Ohio Courts Participate in National Videoconference Project to Save Time, Money
A cost-savings project is connecting dozens of courts to each other. It’s called the National Court-to-Court Videoconferencing Project, and it allows courts to conduct services from almost anywhere across the United States.
The project’s first video link connected a South Dakota court to one in Wisconsin in 2009. Now there are more than 40 courts, including in Ohio, sharing their video systems with each other for court-related purposes.
Julie Koehne works in Cincinnati as the systems and reference librarian for the Hamilton County Law Library. She said the county has provided video conferencing services since 2006, but joined the national videoconferencing project in 2011.

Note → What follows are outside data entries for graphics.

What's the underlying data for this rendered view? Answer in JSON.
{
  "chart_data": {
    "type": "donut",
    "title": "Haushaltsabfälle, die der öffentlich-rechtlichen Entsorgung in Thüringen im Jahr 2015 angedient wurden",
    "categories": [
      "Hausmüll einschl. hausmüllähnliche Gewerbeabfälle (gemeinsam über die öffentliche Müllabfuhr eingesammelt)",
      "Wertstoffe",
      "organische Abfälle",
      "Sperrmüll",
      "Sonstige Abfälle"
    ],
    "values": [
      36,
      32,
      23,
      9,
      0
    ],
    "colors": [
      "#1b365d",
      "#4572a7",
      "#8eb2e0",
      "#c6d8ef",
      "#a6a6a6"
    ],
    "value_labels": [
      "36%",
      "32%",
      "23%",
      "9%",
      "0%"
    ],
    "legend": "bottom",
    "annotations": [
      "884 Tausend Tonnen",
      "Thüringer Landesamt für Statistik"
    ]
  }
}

“We saw this as a great opportunity to provide a service to our county and region with the idea of a cooperative network willing to share their videoconferencing systems with each other,” Koehne said.

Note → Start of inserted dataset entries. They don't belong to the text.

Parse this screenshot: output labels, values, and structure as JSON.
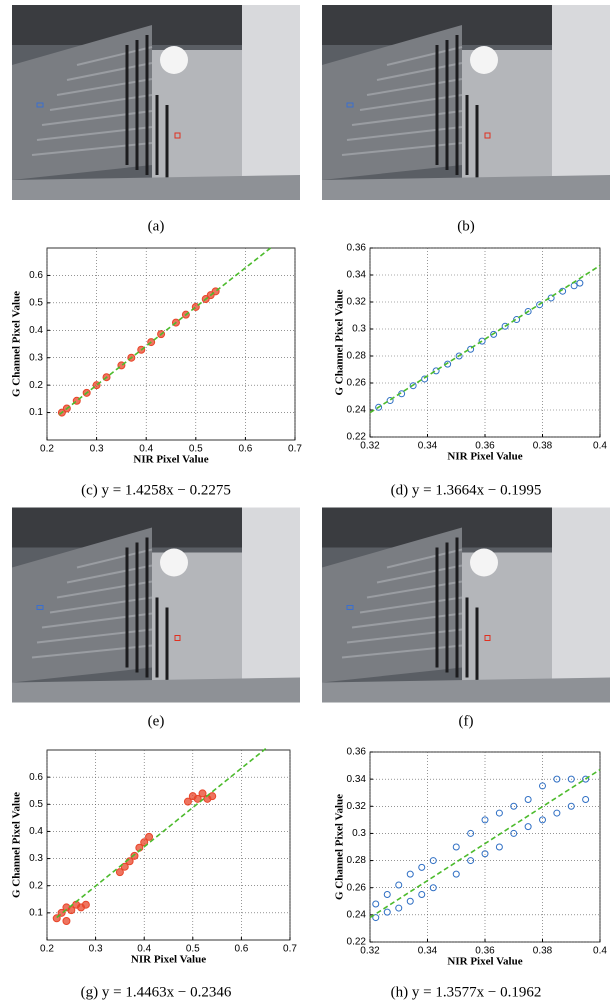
{
  "photos": [
    {
      "caption": "(a)"
    },
    {
      "caption": "(b)"
    },
    {
      "caption": "(e)"
    },
    {
      "caption": "(f)"
    }
  ],
  "chart_data": [
    {
      "type": "scatter",
      "caption": "(c) y = 1.4258x − 0.2275",
      "x_label": "NIR Pixel Value",
      "y_label": "G Channel Pixel Value",
      "xlim": [
        0.2,
        0.7
      ],
      "xticks": [
        0.2,
        0.3,
        0.4,
        0.5,
        0.6,
        0.7
      ],
      "ylim": [
        0,
        0.7
      ],
      "yticks": [
        0.1,
        0.2,
        0.3,
        0.4,
        0.5,
        0.6
      ],
      "grid": true,
      "color": "#e8452a",
      "marker": "filled",
      "x": [
        0.23,
        0.24,
        0.26,
        0.28,
        0.3,
        0.32,
        0.35,
        0.37,
        0.39,
        0.41,
        0.43,
        0.46,
        0.48,
        0.5,
        0.52,
        0.53,
        0.54
      ],
      "values": [
        0.1,
        0.115,
        0.143,
        0.172,
        0.2,
        0.229,
        0.272,
        0.3,
        0.329,
        0.357,
        0.386,
        0.428,
        0.457,
        0.485,
        0.514,
        0.528,
        0.542
      ],
      "fit": {
        "color": "#4cbb2c",
        "x": [
          0.225,
          0.655
        ],
        "y": [
          0.093,
          0.706
        ]
      }
    },
    {
      "type": "scatter",
      "caption": "(d) y = 1.3664x − 0.1995",
      "x_label": "NIR Pixel Value",
      "y_label": "G Channel Pixel Value",
      "xlim": [
        0.32,
        0.4
      ],
      "xticks": [
        0.32,
        0.34,
        0.36,
        0.38,
        0.4
      ],
      "ylim": [
        0.22,
        0.36
      ],
      "yticks": [
        0.22,
        0.24,
        0.26,
        0.28,
        0.3,
        0.32,
        0.34,
        0.36
      ],
      "grid": true,
      "color": "#2f6fc4",
      "marker": "open",
      "x": [
        0.323,
        0.327,
        0.331,
        0.335,
        0.339,
        0.343,
        0.347,
        0.351,
        0.355,
        0.359,
        0.363,
        0.367,
        0.371,
        0.375,
        0.379,
        0.383,
        0.387,
        0.391,
        0.393
      ],
      "values": [
        0.242,
        0.247,
        0.252,
        0.258,
        0.263,
        0.269,
        0.274,
        0.28,
        0.285,
        0.291,
        0.296,
        0.302,
        0.307,
        0.313,
        0.318,
        0.323,
        0.328,
        0.332,
        0.334
      ],
      "fit": {
        "color": "#4cbb2c",
        "x": [
          0.32,
          0.4
        ],
        "y": [
          0.238,
          0.347
        ]
      }
    },
    {
      "type": "scatter",
      "caption": "(g) y = 1.4463x − 0.2346",
      "x_label": "NIR Pixel Value",
      "y_label": "G Channel Pixel Value",
      "xlim": [
        0.2,
        0.7
      ],
      "xticks": [
        0.2,
        0.3,
        0.4,
        0.5,
        0.6,
        0.7
      ],
      "ylim": [
        0,
        0.7
      ],
      "yticks": [
        0.1,
        0.2,
        0.3,
        0.4,
        0.5,
        0.6
      ],
      "grid": true,
      "color": "#e8452a",
      "marker": "filled",
      "x": [
        0.22,
        0.23,
        0.24,
        0.24,
        0.25,
        0.26,
        0.27,
        0.28,
        0.35,
        0.36,
        0.37,
        0.38,
        0.39,
        0.4,
        0.41,
        0.49,
        0.5,
        0.51,
        0.52,
        0.53,
        0.54
      ],
      "values": [
        0.08,
        0.1,
        0.07,
        0.12,
        0.11,
        0.13,
        0.12,
        0.13,
        0.25,
        0.27,
        0.29,
        0.31,
        0.34,
        0.36,
        0.38,
        0.51,
        0.53,
        0.52,
        0.54,
        0.52,
        0.53
      ],
      "fit": {
        "color": "#4cbb2c",
        "x": [
          0.22,
          0.65
        ],
        "y": [
          0.083,
          0.705
        ]
      }
    },
    {
      "type": "scatter",
      "caption": "(h) y = 1.3577x − 0.1962",
      "x_label": "NIR Pixel Value",
      "y_label": "G Channel Pixel Value",
      "xlim": [
        0.32,
        0.4
      ],
      "xticks": [
        0.32,
        0.34,
        0.36,
        0.38,
        0.4
      ],
      "ylim": [
        0.22,
        0.36
      ],
      "yticks": [
        0.22,
        0.24,
        0.26,
        0.28,
        0.3,
        0.32,
        0.34,
        0.36
      ],
      "grid": true,
      "color": "#2f6fc4",
      "marker": "open",
      "x": [
        0.322,
        0.322,
        0.326,
        0.326,
        0.33,
        0.33,
        0.334,
        0.334,
        0.338,
        0.338,
        0.342,
        0.342,
        0.35,
        0.35,
        0.355,
        0.355,
        0.36,
        0.36,
        0.365,
        0.365,
        0.37,
        0.37,
        0.375,
        0.375,
        0.38,
        0.38,
        0.385,
        0.385,
        0.39,
        0.39,
        0.395,
        0.395
      ],
      "values": [
        0.238,
        0.248,
        0.242,
        0.255,
        0.245,
        0.262,
        0.25,
        0.27,
        0.255,
        0.275,
        0.26,
        0.28,
        0.27,
        0.29,
        0.28,
        0.3,
        0.285,
        0.31,
        0.29,
        0.315,
        0.3,
        0.32,
        0.305,
        0.325,
        0.31,
        0.335,
        0.315,
        0.34,
        0.32,
        0.34,
        0.325,
        0.34
      ],
      "fit": {
        "color": "#4cbb2c",
        "x": [
          0.32,
          0.4
        ],
        "y": [
          0.238,
          0.347
        ]
      }
    }
  ]
}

Ohio courts participating in the nationwide program include the Montgomery County Common Pleas Court, Greene County Court of Common Pleas, and Willoughby Municipal Court. Koehn said the local court system benefits from the project because it saves the county money and makes the courts more efficient.
“In some cases when an inmate is in another facility it typically would take two deputies to pick the inmate up and bring them to our county, have the inmate stay overnight at the Hamilton County Jail for a 15 minute audience with the court, and then take them back to their home facility,” Koehne said. “Now, it takes a phone call to the remote facility to have the inmate walk to their video room, sit down for 15 minutes and talk with the court via video conferencing, and then go back to their holding area.”

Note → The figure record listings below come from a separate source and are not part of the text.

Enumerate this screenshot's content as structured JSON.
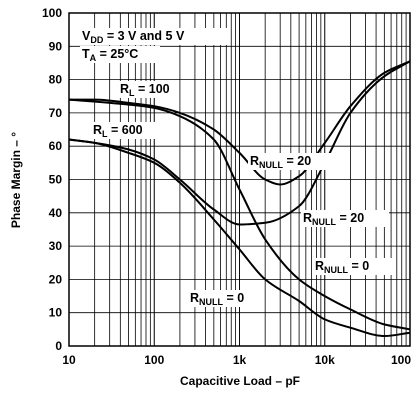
{
  "chart_data": {
    "type": "line",
    "title": "",
    "xlabel": "Capacitive Load – pF",
    "ylabel": "Phase Margin – °",
    "xscale": "log",
    "xlim": [
      10,
      100000
    ],
    "ylim": [
      0,
      100
    ],
    "grid": true,
    "x_tick_labels": [
      "10",
      "100",
      "1k",
      "10k",
      "100"
    ],
    "y_tick_labels": [
      "0",
      "10",
      "20",
      "30",
      "40",
      "50",
      "60",
      "70",
      "80",
      "90",
      "100"
    ],
    "annotations": [
      {
        "main": "V",
        "sub": "DD",
        "rest": " = 3 V and 5 V"
      },
      {
        "main": "T",
        "sub": "A",
        "rest": " = 25°C"
      },
      {
        "main": "R",
        "sub": "L",
        "rest": " = 100"
      },
      {
        "main": "R",
        "sub": "L",
        "rest": " = 600"
      },
      {
        "main": "R",
        "sub": "NULL",
        "rest": " = 20"
      },
      {
        "main": "R",
        "sub": "NULL",
        "rest": " = 20"
      },
      {
        "main": "R",
        "sub": "NULL",
        "rest": " = 0"
      },
      {
        "main": "R",
        "sub": "NULL",
        "rest": " = 0"
      }
    ],
    "series": [
      {
        "x": [
          10,
          20,
          50,
          100,
          200,
          500,
          1000,
          2000,
          3000,
          5000,
          10000,
          20000,
          50000,
          100000
        ],
        "y": [
          74,
          74,
          73,
          72,
          70,
          65,
          58,
          50,
          48.5,
          51,
          61,
          72,
          82,
          85.5
        ]
      },
      {
        "x": [
          10,
          20,
          50,
          100,
          200,
          500,
          1000,
          2000,
          5000,
          10000,
          20000,
          50000,
          100000
        ],
        "y": [
          62,
          61,
          59,
          56,
          50,
          41,
          36.5,
          37,
          42,
          55,
          70,
          81,
          85.5
        ]
      },
      {
        "x": [
          10,
          50,
          100,
          200,
          500,
          1000,
          2000,
          5000,
          10000,
          20000,
          50000,
          100000
        ],
        "y": [
          74,
          72.5,
          71.5,
          69,
          62,
          47,
          32,
          20,
          15,
          11,
          6.5,
          5
        ]
      },
      {
        "x": [
          10,
          20,
          50,
          100,
          200,
          500,
          1000,
          2000,
          5000,
          10000,
          20000,
          50000,
          100000
        ],
        "y": [
          62,
          61,
          58,
          55,
          49,
          38,
          29,
          20,
          13.5,
          8,
          5.5,
          3,
          4
        ]
      }
    ]
  }
}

Karl Thoennes, court administrator at the Second Judicial Circuit in South Dakota, spear-headed the project.
“While videoconferencing is a relatively common practice now, little work has been done in the past to connect courts to each other and share video systems across state lines,” Thoennes said.
Thoennes said the project continues to grow and has now expanded on a global level with recent video links connecting courts to Sweden, Canada, Australia, Japan, and Sri Lanka.